Big deal, right? So when word slowly got around at work there were a lot of people who assumed I would be quitting my job to write full time. Despite what I knew about publishing I got caught up in some of that. Anyway, it would certainly, should certainly lead to a traditional contract. There would be throngs of book people, parties, interviews, big name writers to meet, photos taken, etc. IeBAF send me a first class ticket to Frankfurt and I waited to go.
Then, on September 11th, 2001, the world changed.
Long story short. I went, but most of the big names didn’t. I didn’t get a book contract. I didn’t win. I did get a few pictures for the grandchildren, some bragging rights. The book fair was a shadow of what it usually was, I was told by others that had been to many. A lot of people just refused to fly one month after 911.
So, sorry to take up so much space here. I just had to attest to what you’re saying here. I’m sure the attack on Pearl Harbor had a similar effect on a lot of projects that were about to launch. We make our plans, we mice and men, and then… shit happens.
Getting back to your piece.

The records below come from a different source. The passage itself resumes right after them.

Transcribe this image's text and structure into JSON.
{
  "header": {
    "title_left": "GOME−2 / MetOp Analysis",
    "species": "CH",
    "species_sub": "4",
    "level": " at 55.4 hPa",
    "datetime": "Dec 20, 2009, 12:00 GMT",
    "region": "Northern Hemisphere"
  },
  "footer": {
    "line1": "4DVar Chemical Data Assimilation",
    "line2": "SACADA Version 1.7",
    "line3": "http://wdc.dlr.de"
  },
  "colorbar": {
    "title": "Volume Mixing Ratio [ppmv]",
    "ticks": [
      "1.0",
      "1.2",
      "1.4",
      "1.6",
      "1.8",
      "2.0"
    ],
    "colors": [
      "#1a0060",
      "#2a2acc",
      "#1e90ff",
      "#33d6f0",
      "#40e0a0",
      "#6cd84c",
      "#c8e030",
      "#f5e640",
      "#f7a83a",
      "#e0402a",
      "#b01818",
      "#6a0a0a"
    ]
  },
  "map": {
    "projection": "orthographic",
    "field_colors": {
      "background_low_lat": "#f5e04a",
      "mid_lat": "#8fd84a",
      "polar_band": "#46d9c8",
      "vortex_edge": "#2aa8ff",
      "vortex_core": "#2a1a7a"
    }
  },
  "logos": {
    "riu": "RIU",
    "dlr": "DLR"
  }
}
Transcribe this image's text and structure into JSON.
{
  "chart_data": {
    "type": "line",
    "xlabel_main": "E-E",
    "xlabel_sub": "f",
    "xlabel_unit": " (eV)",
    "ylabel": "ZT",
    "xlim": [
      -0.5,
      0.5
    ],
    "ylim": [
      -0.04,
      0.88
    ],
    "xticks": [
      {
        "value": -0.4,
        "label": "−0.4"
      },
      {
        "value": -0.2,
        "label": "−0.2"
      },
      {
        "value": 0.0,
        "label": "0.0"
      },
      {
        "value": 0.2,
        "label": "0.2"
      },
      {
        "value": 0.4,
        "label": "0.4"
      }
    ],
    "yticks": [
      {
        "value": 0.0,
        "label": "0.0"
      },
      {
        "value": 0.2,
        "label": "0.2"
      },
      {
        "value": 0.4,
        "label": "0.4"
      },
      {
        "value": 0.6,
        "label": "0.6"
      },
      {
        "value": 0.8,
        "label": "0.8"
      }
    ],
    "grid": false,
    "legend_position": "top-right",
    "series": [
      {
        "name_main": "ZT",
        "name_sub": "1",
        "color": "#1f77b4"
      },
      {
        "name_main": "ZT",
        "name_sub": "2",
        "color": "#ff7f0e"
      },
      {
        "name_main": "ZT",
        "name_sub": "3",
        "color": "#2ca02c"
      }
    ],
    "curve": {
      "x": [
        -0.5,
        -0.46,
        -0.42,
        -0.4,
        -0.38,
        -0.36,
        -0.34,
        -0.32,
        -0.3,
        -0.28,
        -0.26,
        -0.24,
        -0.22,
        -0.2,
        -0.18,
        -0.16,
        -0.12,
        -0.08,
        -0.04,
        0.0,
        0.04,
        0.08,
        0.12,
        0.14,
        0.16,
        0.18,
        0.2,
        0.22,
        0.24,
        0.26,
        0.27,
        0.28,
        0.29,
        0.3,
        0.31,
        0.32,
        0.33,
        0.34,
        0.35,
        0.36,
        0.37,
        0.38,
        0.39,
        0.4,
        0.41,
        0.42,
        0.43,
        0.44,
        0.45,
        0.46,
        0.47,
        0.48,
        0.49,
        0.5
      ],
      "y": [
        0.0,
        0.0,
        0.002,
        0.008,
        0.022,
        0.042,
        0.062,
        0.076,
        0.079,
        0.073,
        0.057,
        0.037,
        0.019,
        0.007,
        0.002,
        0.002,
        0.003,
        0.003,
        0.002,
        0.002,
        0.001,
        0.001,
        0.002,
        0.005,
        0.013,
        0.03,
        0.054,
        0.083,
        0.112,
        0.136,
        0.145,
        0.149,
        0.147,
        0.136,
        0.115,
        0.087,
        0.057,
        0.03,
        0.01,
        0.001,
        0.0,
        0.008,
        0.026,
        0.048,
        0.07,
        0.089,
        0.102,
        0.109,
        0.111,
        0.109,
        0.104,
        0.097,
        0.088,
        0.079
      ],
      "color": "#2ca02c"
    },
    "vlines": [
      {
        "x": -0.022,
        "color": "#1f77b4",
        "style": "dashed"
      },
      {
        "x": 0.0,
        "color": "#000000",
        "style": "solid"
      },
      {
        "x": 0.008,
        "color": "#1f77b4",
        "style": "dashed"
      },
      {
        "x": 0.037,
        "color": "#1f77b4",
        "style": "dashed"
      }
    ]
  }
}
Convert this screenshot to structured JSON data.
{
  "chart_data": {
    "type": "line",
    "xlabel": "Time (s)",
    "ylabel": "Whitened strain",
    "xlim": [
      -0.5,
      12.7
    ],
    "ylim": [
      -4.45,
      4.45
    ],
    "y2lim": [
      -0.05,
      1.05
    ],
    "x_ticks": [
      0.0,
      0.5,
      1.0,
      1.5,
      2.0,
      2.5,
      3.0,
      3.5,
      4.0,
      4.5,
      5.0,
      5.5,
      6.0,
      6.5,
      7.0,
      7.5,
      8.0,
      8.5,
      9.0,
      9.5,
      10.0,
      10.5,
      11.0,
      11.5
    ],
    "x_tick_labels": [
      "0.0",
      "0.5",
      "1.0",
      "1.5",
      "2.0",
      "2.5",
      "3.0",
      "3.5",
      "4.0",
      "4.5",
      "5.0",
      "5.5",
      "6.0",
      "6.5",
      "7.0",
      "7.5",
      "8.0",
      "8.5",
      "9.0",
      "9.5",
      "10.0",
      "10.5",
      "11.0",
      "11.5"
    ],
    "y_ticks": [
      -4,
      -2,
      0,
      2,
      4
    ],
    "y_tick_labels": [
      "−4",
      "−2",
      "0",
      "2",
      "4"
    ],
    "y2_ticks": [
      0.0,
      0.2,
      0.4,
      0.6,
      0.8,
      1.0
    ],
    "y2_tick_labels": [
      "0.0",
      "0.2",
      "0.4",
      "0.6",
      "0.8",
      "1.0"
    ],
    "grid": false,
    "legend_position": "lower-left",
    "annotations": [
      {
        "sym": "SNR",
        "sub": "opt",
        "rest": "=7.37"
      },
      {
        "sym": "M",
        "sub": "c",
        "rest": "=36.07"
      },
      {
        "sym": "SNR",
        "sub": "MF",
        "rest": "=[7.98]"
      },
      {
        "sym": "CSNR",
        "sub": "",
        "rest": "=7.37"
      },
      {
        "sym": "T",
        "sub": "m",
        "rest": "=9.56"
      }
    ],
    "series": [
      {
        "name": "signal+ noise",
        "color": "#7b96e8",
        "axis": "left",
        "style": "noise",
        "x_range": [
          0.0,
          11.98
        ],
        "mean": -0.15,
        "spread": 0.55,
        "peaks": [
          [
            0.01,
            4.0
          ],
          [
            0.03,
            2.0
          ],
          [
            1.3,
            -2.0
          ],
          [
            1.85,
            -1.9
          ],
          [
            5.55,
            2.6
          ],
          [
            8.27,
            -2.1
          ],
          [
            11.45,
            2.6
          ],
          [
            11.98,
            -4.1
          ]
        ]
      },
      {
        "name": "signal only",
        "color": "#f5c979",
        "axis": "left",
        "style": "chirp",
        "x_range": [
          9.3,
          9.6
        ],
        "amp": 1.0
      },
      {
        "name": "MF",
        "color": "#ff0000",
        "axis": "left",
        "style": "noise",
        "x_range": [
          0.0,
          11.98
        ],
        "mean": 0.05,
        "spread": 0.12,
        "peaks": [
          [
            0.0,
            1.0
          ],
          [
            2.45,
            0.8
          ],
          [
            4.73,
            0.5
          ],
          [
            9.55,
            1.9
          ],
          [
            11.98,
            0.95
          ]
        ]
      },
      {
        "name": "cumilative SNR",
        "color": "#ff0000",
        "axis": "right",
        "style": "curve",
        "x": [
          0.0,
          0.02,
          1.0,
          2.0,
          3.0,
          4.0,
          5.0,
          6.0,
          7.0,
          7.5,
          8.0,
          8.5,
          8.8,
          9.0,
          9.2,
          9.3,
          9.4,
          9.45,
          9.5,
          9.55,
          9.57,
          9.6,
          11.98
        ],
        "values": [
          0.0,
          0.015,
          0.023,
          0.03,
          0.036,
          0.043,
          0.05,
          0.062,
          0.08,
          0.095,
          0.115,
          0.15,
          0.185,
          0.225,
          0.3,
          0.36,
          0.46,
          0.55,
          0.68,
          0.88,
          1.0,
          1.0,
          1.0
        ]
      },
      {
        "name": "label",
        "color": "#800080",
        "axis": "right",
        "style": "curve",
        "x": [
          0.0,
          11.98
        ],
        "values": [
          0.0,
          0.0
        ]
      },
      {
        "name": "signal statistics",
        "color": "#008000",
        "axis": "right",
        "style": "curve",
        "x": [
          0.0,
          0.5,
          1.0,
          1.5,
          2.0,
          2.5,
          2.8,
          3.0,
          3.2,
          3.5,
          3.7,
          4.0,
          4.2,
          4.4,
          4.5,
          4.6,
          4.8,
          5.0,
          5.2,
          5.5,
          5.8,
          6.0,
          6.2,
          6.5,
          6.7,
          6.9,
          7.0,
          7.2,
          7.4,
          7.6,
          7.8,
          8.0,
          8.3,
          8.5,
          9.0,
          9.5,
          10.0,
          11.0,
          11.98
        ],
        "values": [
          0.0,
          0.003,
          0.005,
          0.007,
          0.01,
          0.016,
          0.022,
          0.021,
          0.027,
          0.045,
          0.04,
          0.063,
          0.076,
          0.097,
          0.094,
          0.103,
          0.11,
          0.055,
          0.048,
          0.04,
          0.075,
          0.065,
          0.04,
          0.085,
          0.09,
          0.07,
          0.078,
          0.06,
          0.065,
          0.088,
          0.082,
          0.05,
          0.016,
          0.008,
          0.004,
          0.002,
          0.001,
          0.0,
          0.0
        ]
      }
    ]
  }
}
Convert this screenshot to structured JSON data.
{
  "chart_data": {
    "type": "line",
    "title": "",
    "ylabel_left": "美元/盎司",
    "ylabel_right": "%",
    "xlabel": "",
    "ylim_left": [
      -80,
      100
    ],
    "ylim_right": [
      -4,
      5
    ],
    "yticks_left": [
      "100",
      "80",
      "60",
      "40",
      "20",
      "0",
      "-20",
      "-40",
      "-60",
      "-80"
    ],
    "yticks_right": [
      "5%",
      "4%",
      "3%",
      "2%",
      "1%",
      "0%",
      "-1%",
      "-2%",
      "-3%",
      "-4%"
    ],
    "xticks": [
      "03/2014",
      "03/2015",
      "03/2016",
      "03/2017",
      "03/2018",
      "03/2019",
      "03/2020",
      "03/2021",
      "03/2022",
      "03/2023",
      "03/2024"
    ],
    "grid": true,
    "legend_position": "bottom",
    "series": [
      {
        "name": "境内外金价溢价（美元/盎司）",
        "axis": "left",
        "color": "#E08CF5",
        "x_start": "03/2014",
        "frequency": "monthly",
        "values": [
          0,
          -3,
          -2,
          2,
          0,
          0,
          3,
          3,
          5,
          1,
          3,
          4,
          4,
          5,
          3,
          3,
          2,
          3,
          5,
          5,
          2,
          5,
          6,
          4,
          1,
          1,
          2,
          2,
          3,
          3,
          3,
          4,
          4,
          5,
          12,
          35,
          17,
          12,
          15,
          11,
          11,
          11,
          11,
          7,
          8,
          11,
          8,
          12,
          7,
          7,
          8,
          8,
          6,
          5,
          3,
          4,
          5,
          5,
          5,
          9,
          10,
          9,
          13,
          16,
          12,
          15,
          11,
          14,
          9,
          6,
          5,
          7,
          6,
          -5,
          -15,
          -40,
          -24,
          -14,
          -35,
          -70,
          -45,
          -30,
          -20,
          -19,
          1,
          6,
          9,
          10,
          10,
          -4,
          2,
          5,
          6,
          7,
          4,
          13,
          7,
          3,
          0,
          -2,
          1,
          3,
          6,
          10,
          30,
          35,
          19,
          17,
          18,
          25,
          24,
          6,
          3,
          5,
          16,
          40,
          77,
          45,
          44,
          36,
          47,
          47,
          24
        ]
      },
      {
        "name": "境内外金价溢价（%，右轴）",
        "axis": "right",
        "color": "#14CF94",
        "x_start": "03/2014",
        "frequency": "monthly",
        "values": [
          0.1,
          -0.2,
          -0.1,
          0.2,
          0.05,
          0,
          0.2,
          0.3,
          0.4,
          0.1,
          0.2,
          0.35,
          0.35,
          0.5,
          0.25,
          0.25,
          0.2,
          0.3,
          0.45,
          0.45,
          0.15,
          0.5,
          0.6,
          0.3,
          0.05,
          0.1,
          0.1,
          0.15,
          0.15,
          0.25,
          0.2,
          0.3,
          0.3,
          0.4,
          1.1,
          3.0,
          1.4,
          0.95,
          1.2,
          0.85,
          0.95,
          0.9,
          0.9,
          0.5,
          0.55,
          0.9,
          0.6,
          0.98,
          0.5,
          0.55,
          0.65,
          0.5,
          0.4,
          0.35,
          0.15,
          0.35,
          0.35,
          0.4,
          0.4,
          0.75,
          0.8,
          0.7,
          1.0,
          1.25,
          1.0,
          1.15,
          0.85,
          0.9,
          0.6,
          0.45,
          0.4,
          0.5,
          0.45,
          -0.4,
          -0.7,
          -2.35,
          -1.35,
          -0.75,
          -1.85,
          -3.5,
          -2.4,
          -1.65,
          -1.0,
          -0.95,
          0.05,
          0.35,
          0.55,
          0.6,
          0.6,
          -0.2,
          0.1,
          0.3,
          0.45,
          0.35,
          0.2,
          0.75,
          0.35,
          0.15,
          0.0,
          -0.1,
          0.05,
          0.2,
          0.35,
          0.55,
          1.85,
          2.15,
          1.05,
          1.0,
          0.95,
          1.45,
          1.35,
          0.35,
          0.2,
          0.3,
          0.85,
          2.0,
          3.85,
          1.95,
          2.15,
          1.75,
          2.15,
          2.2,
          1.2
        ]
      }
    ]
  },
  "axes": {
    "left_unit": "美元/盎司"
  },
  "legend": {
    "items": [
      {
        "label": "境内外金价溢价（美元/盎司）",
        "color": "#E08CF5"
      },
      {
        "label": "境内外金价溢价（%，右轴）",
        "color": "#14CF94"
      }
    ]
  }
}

I’m heartened by your no. 4, Social Trends. I think this is the one that a writer has some control over. That is, if he or she, is attuned to what the people of the country are going through. I like to think I am. At least, I try to be.
Well, I hope what you’ve done with Primacy resonates with lots of readers. It’s certainly a timely book.
Best!
Great story, Paul. There are so many tales of books being resurrected from the dead. Same book, different day, right?
Regarding social trends, I don’t know if one can really write to them or not. You have to catch it pretty early, unless you write super fast. Generally speaking, it’s not a great idea to chase trends. Better to have them chase you.
That said, I’m working now on a financial thriller. At its heart is the idea that traders sit in their offices in Greenwich and press buttons and other people’s lives get ruined. Very timely RIGHT NOW, but I fear that by the time it’s published…not as much. But this story was calling to me, so here I am. Fingers crossed. All we can really do is write the best book we have in us. The rest is fate.
I sent out my first memoir proposal on the morning of 9/11, just before the planes hit. Talk about terrible timing! I’ve been there.
And Joel–not that it matters–but I recently reviewed a thriller about hedge fund traders in Greenwich, CT. That’s no reason not to write your own book, however.
EC
There is nothing new under the sun. Would love to hear the name of the book, however.
The Gods of Greenwich by Norb Vonnegut (distant cousin to Kurt).